Na het einde van het nationaal-socialisme nam Duitsland een grondwet aan die de barbaarsheid die de Duitsers over grote delen van de wereld hadden verspreid, voor altijd onmogelijk moest maken. De ondersteunende pijlers van deze basiswet zijn artikel 1 en artikel 20. Niet voor niets genieten beide de eeuwigheidsgarantie van artikel 79, lid 3 – dat wil zeggen, een wijziging van deze twee artikelen is ontoelaatbaar; een wet die een dergelijke wijziging zou aanbrengen, is nietig. Artikel 1 legt de basis voor de individuele grondrechten, die verdedigingsrechten vertegenwoordigen tegen aanvallen door de staat, artikel 20 bepaalt de basis van staatsoptreden.
Grondrechten kunnen in beginsel door de staat worden beperkt, hetzij bij wet, hetzij op grond van een wet. Deze inmenging moet echter proportioneel zijn en mag de kern van het respectieve grondrecht niet aantasten. Het valt ernstig te betwijfelen dat alle Corona-maatregelen in deze zin ongevaarlijk zijn. Maar in het hele debat verwijzen degenen die de maatregelen rechtvaardigen nooit naar artikel 1. Om de eenvoudige reden dat inmenging in de menselijke waardigheid nooit te rechtvaardigen is.
Artikel 1 van de grondwet luidt als volgt:
(1) De menselijke waardigheid is onschendbaar. Het is de plicht van alle overheidsinstanties om deze te respecteren en te beschermen.
(2) Het Duitse volk zet zich daarom in voor onschendbare en onvervreemdbare mensenrechten als basis van elke menselijke gemeenschap, van vrede en gerechtigheid in de wereld.
(3) De volgende basisrechten binden wetgeving, uitvoerende macht en jurisprudentie als rechtstreeks toepasselijk recht.
Als andere grondrechten zijn voorzien van zogenaamde barrières, d.w.z. halve zinnen die een beperking rechtvaardigen, is dat bij artikel 1 niet het geval. Artikel 1 standaardiseert de menselijke waardigheid als onschendbaar en verbindt de mensenrechten. Bovendien bindt het de staatsmacht aan grondrechten. Laten we dit nader bekijken in relatie tot de huidige maatregelen.
Menselijke waardigheid
Paragraaf 1 standaardiseert de menselijke waardigheid als onschendbaar. Aangezien het niet mogelijk is om artikel 1 te beperken, wordt deze onschendbaarheid ook strikt als zodanig opgevat. De waardigheid van de mens wordt geacht te zijn aangetast wanneer de mens wordt gedegradeerd tot louter object van staatshandeling, d.w.z. van zijn menselijkheid wordt beroofd. Gezien de zogenaamde coronamaatregelen die al ruim een jaar gelden, mag daar zeker van worden uitgegaan. Of het nu gaat om maskers, afstandsverplichtingen, contactbeperkingen of tests en vaccinaties: overal worden mensen gereduceerd tot een pure ziektevector.
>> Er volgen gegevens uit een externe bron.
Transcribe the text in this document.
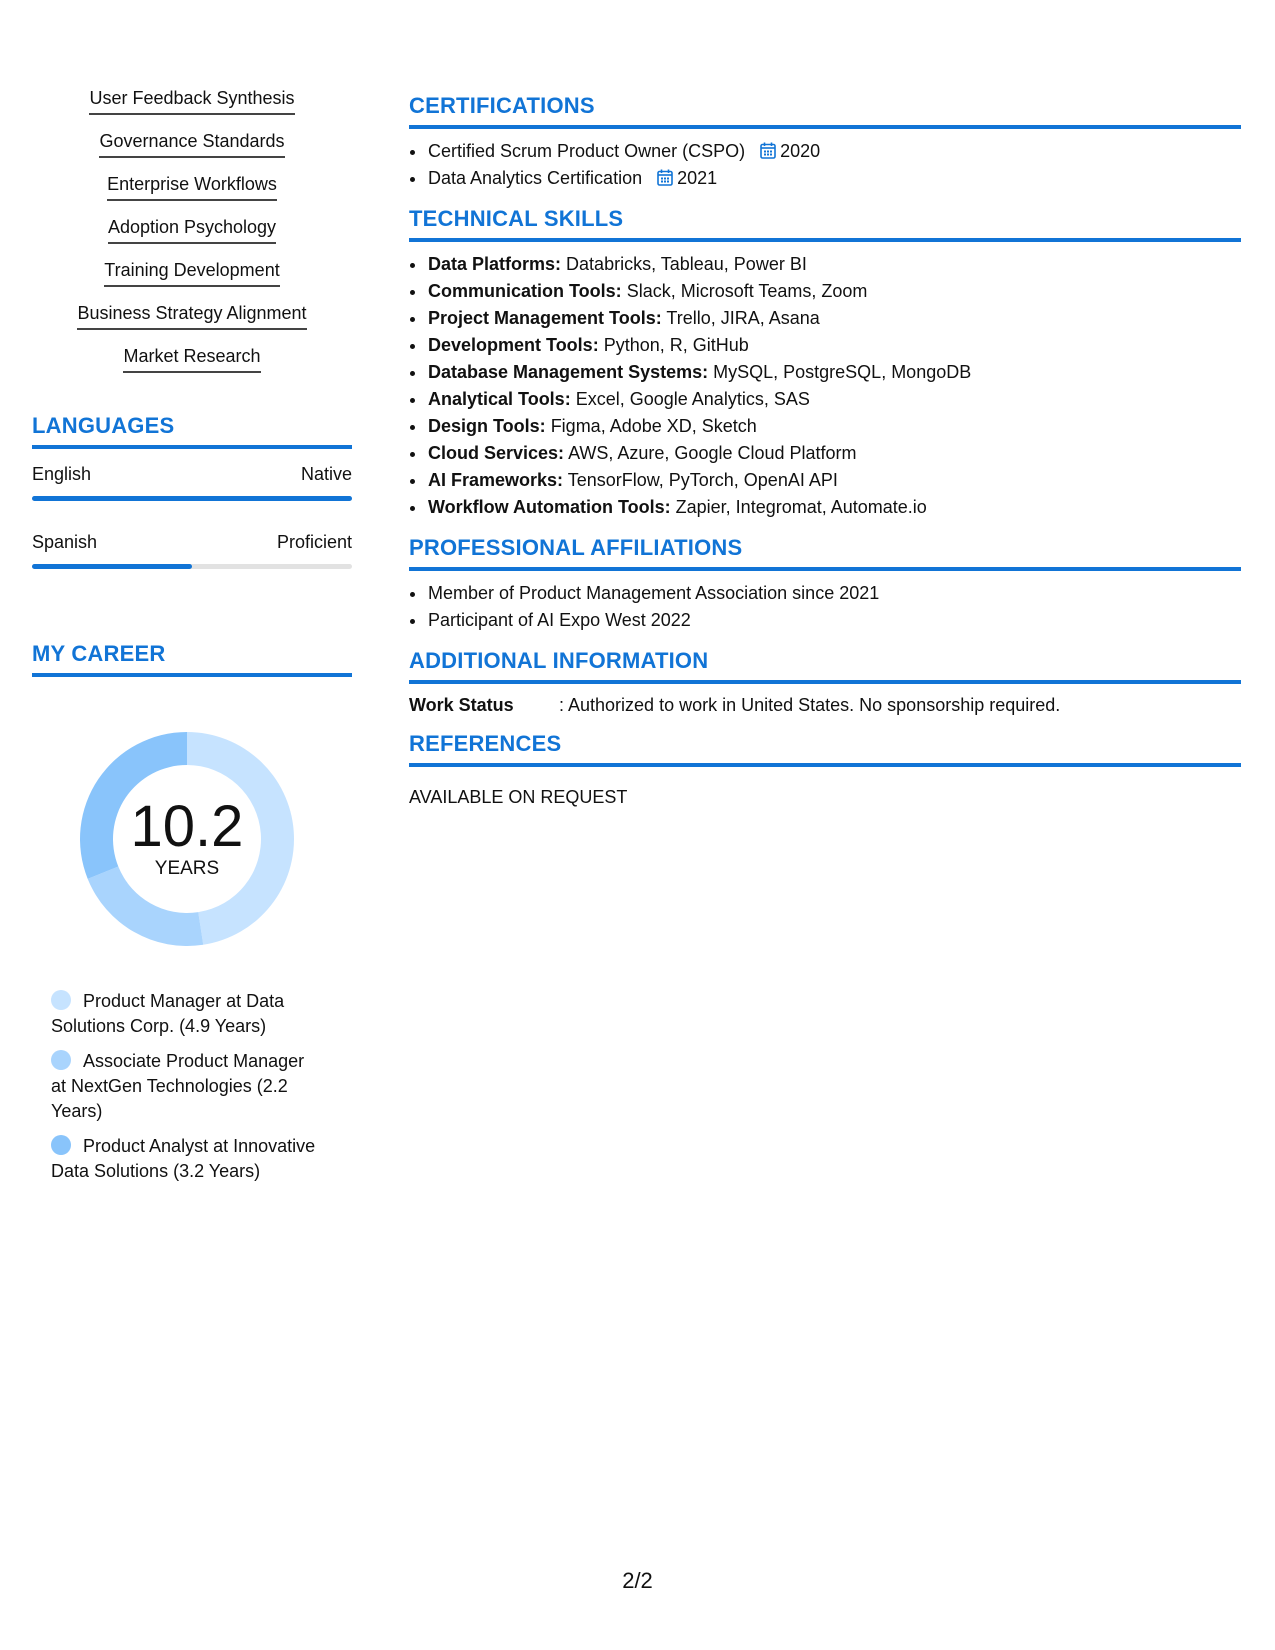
User Feedback Synthesis
Governance Standards
Enterprise Workflows
Adoption Psychology
Training Development
Business Strategy Alignment
Market Research
LANGUAGES
English	Native
Spanish	Proficient
MY CAREER
10.2
YEARS
Product Manager at Data Solutions Corp. (4.9 Years)
Associate Product Manager at NextGen Technologies (2.2 Years)
Product Analyst at Innovative Data Solutions (3.2 Years)
CERTIFICATIONS
• Certified Scrum Product Owner (CSPO) 2020
• Data Analytics Certification 2021
TECHNICAL SKILLS
• Data Platforms: Databricks, Tableau, Power BI
• Communication Tools: Slack, Microsoft Teams, Zoom
• Project Management Tools: Trello, JIRA, Asana
• Development Tools: Python, R, GitHub
• Database Management Systems: MySQL, PostgreSQL, MongoDB
• Analytical Tools: Excel, Google Analytics, SAS
• Design Tools: Figma, Adobe XD, Sketch
• Cloud Services: AWS, Azure, Google Cloud Platform
• AI Frameworks: TensorFlow, PyTorch, OpenAI API
• Workflow Automation Tools: Zapier, Integromat, Automate.io
PROFESSIONAL AFFILIATIONS
• Member of Product Management Association since 2021
• Participant of AI Expo West 2022
ADDITIONAL INFORMATION
Work Status	: Authorized to work in United States. No sponsorship required.
REFERENCES
AVAILABLE ON REQUEST
2/2
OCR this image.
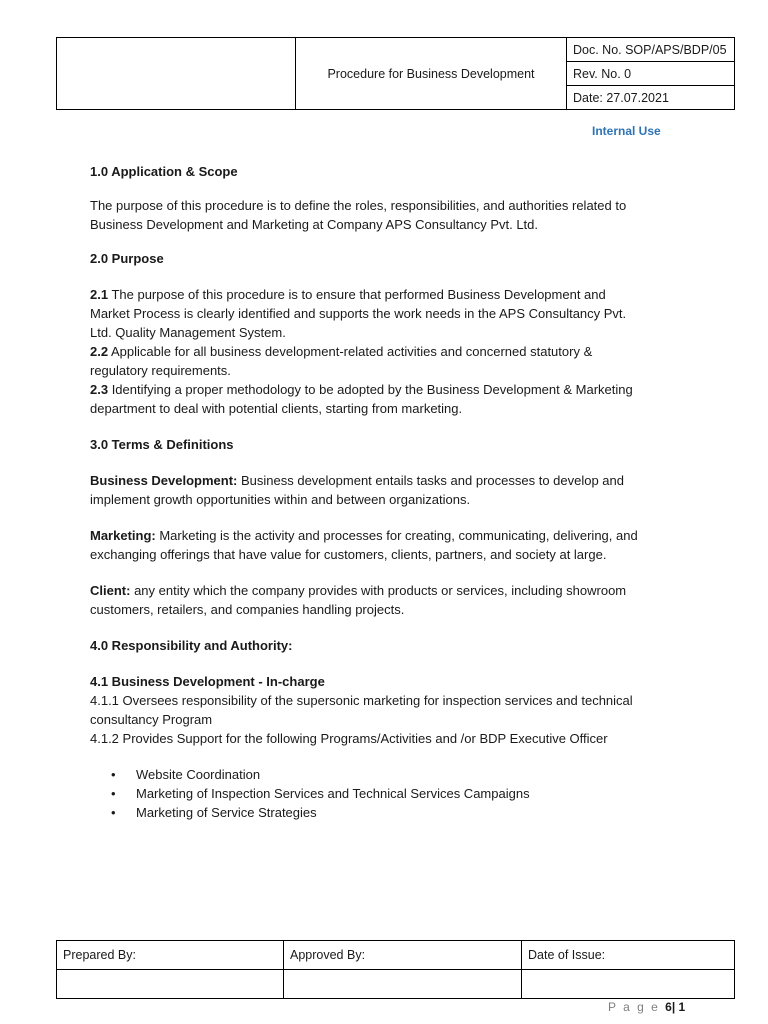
	Procedure for Business Development	Doc. No. SOP/APS/BDP/05
Rev. No. 0
Date: 27.07.2021
Internal Use

1.0 Application & Scope

The purpose of this procedure is to define the roles, responsibilities, and authorities related to
Business Development and Marketing at Company APS Consultancy Pvt. Ltd.

2.0 Purpose

2.1 The purpose of this procedure is to ensure that performed Business Development and
Market Process is clearly identified and supports the work needs in the APS Consultancy Pvt.
Ltd. Quality Management System.
2.2 Applicable for all business development-related activities and concerned statutory &
regulatory requirements.
2.3 Identifying a proper methodology to be adopted by the Business Development & Marketing
department to deal with potential clients, starting from marketing.

3.0 Terms & Definitions

Business Development: Business development entails tasks and processes to develop and
implement growth opportunities within and between organizations.

Marketing: Marketing is the activity and processes for creating, communicating, delivering, and
exchanging offerings that have value for customers, clients, partners, and society at large.

Client: any entity which the company provides with products or services, including showroom
customers, retailers, and companies handling projects.

4.0 Responsibility and Authority:

4.1 Business Development - In-charge

4.1.1 Oversees responsibility of the supersonic marketing for inspection services and technical
consultancy Program
4.1.2 Provides Support for the following Programs/Activities and /or BDP Executive Officer

• Website Coordination
• Marketing of Inspection Services and Technical Services Campaigns
• Marketing of Service Strategies
Prepared By:	Approved By:	Date of Issue:

P a g e 6| 1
De mens is niet meer primair mens, maar een spinner, een bron van infectie en dus een bron van gevaar waartegen de staat andere mensen moet beschermen.
Dus mensen moeten uit de buurt blijven van andere mensen, zich bedekken, een experimentele gen-injectie krijgen om het potentiële gevaar dat ze altijd vormen te verminderen. Het is interessant dat dit voor iedereen geldt, ook voor degenen die door een individu in gevaar zouden worden gebracht.
De mens wordt niet meer in zijn totale menselijkheid gezien, maar gereduceerd tot enkele, biologische factoren, namelijk dat ze ziektekiemen bij zich dragen en deze soms ook verspreiden. Dit is echter geen nieuw fenomeen, het is altijd zo geweest en is altijd een drijvende kracht geweest achter de evolutie van het menselijk immuunsysteem, zijn DNA en dus ook van het menselijk bestaan. De reductionistische benadering van de huidige ideologisch gevormde “rede van de staat”, om de mens alleen als een bron van gevaar te zien, negeert het grootste deel van het menselijk bestaan en berooft hen zo van hun menselijkheid.
Voorwerp van overheidsoptreden
Als resultaat wordt de mens een puur object van staatshandelingen, de pure macht van staatswillekeur. Het wordt gereduceerd tot het niveau van een object dat een bedreiging vormt voor de openbare veiligheid en orde. Dat kennen we uit het politie- en toezichtrecht. Dit geeft autoriteiten bepaalde bevoegdheden om op te treden als een bron van gevaar de openbare veiligheid en orde bedreigt. Een schoolvoorbeeld is de fout geparkeerde auto die het weg- of treinverkeer hindert. De toezichthouders zijn dan bevoegd om de auto te laten wegslepen. Een ander voorbeeld is de hondsdolle hond, die indien nodig ook kan worden afgeschoten of ingeslapen.
Als een dergelijke bron van gevaar, die tegenmaatregelen rechtvaardigt, wordt tegenwoordig ook de mens gezien, waarbij zijn sociale, mentale en spirituele eigenschappen volledig worden genegeerd. Hij wordt gelijkgesteld met een auto of hondsdolle hond die een bedreiging vormt. Dankzij succesvolle propaganda via goedbetaalde mediakanalen werd dit idee ook met succes bij hem ingeprent.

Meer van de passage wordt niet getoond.